Wednesday, May 06, 2015

Dig That Hole


Egyptians have worked very hard to be inconsequential, to take themselves out of the political equation, to hand power over to corrupt institutions and individuals in such a manner that disempowers them. They were provided a shovel to start digging a hole to shun themselves out of political life. That hole is more like a grave.

Never have I seen people dig their own political graves so quickly and passionately, pausing only to attack those trying to stop them. When they’re done digging the hole, the dirt to bury them starts flowing both from their peers and those who they’ve entrusted with politics. They help make sure as many people who object are in the hole next to them, cheering for our undertakers, and rejoicing in the dirt shoveled by their oppressors on their heads as if it were rain.

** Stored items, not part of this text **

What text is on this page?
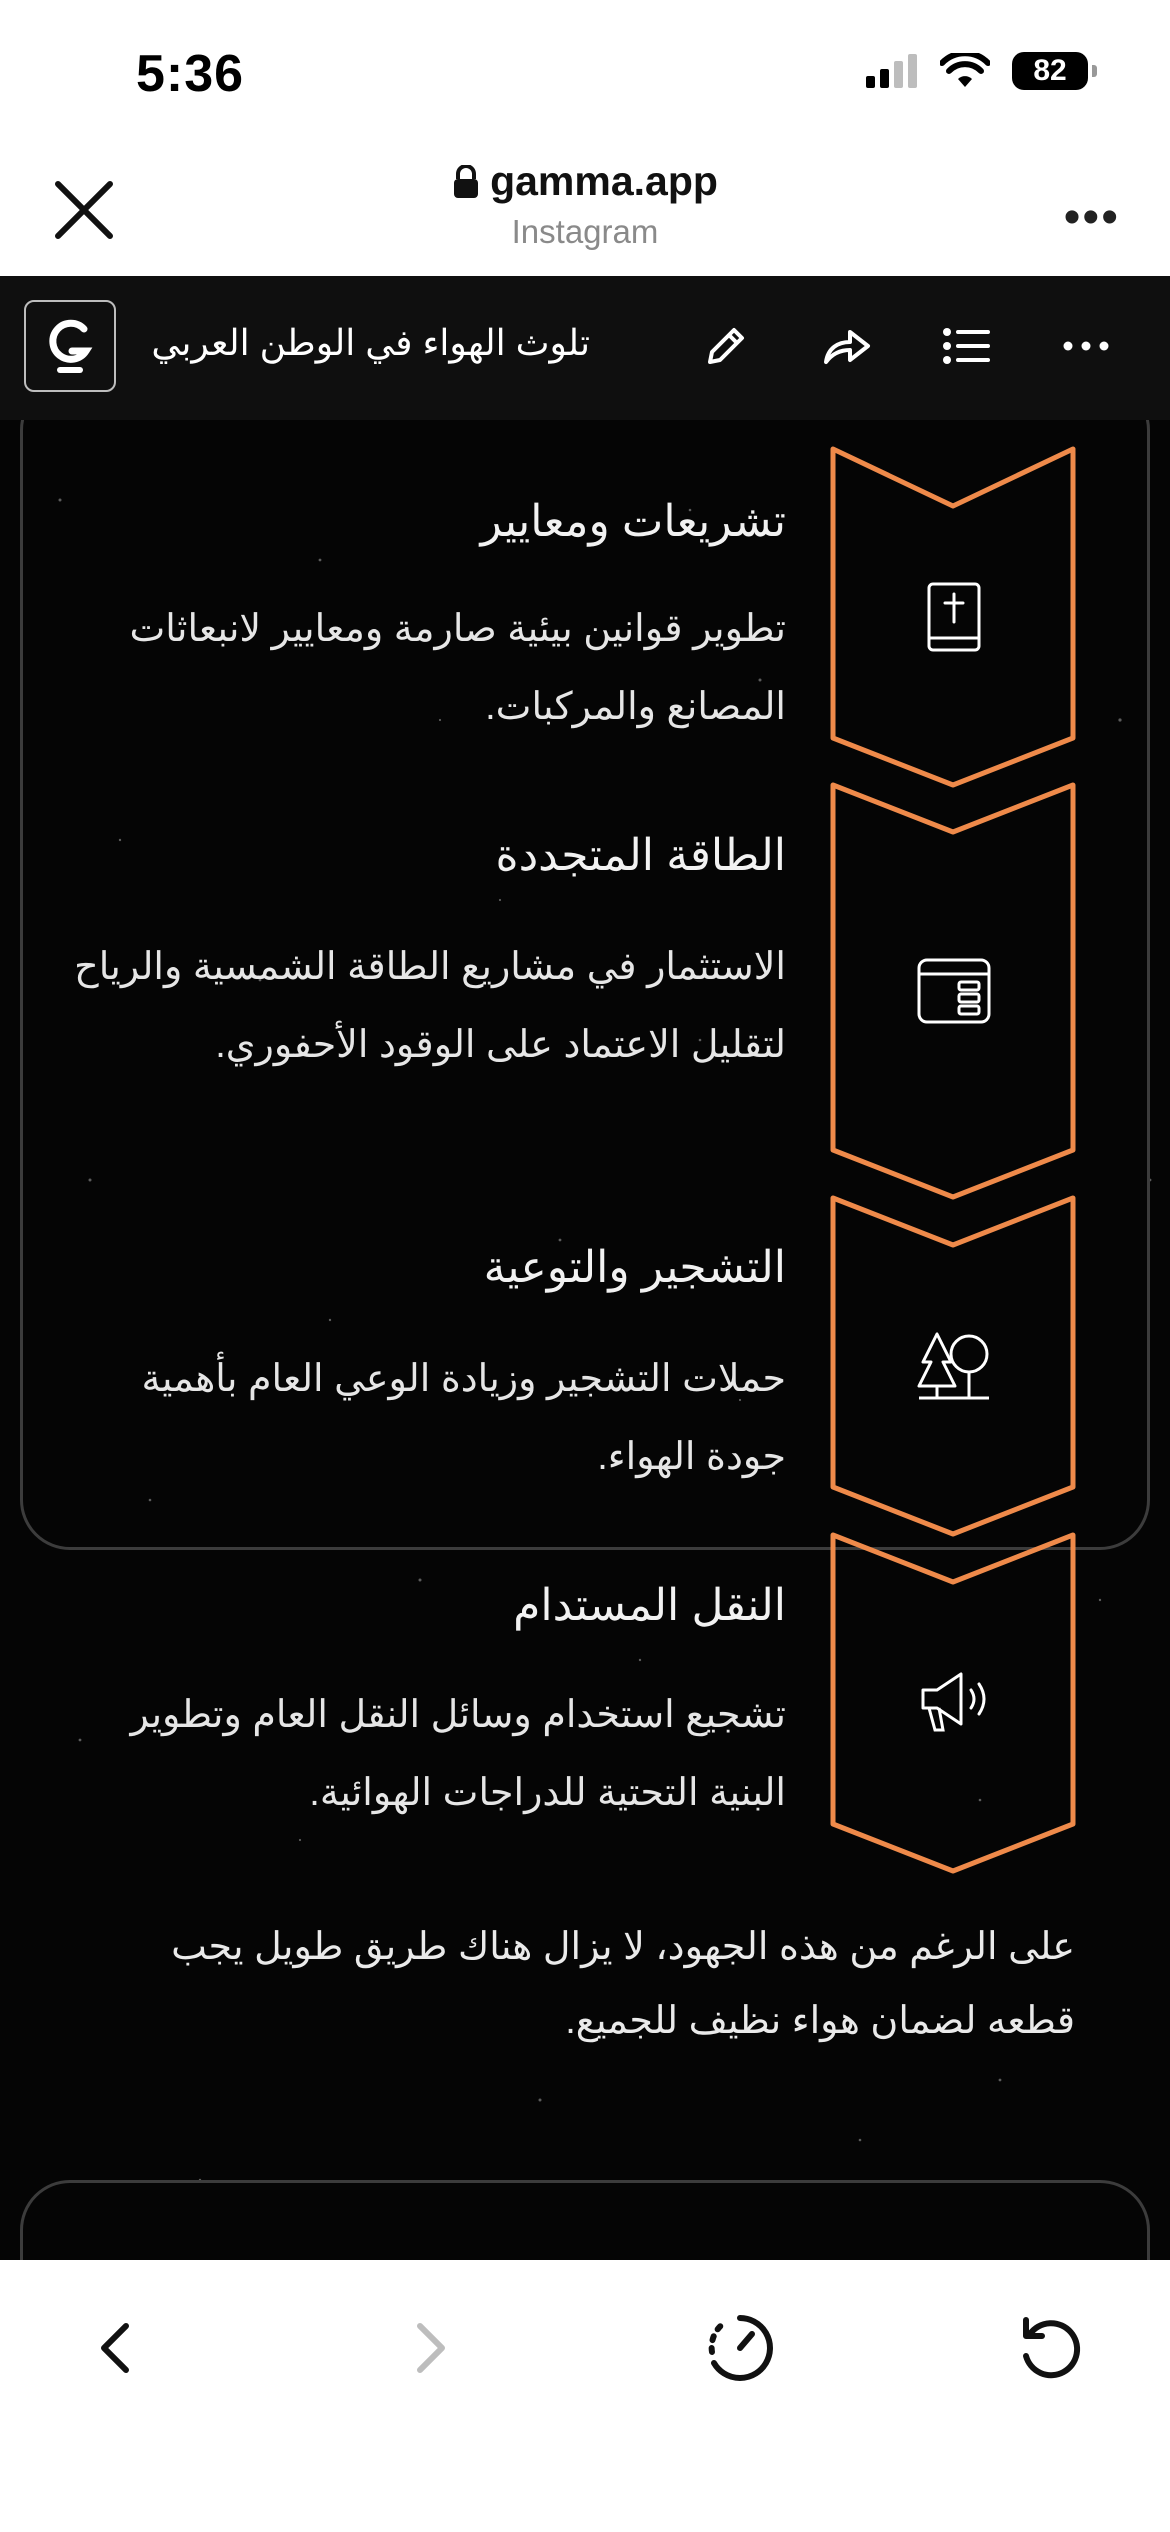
5:36	82
gamma.app
Instagram	•••
تلوث الهواء في الوطن العربي
تشريعات ومعايير
تطوير قوانين بيئية صارمة ومعايير لانبعاثات المصانع والمركبات.
الطاقة المتجددة
الاستثمار في مشاريع الطاقة الشمسية والرياح لتقليل الاعتماد على الوقود الأحفوري.
التشجير والتوعية
حملات التشجير وزيادة الوعي العام بأهمية جودة الهواء.
النقل المستدام
تشجيع استخدام وسائل النقل العام وتطوير البنية التحتية للدراجات الهوائية.
على الرغم من هذه الجهود، لا يزال هناك طريق طويل يجب قطعه لضمان هواء نظيف للجميع.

"Burry us some more," they shout, as if their distance from all the decisions about their lives was a blessing. “Shoot those who don’t want to join our hole,” they scream in a mob like mentality that condemns anyone who dares to look outside and point to the ills of what’s around.

They still see the corruption from the spaces that haven't covered their eyes so much, but they're happy where they are. They convince themselves that they can’t see and that those shoveling the dirt gleefully know what’s best. They convince others that they don’t know what they’re talking about.

The dirt fills the hole and they’re knee deep in it, they slow down, but don’t stop. There’s less cheering and they’re deep enough inside the hole for the oppressors to slow down. Those who want to move and stop the theft they see before their eyes cannot move from all the dirt that surrounds them. They feel paralyzed, that they're of no consequence, but it was they that did that to themselves.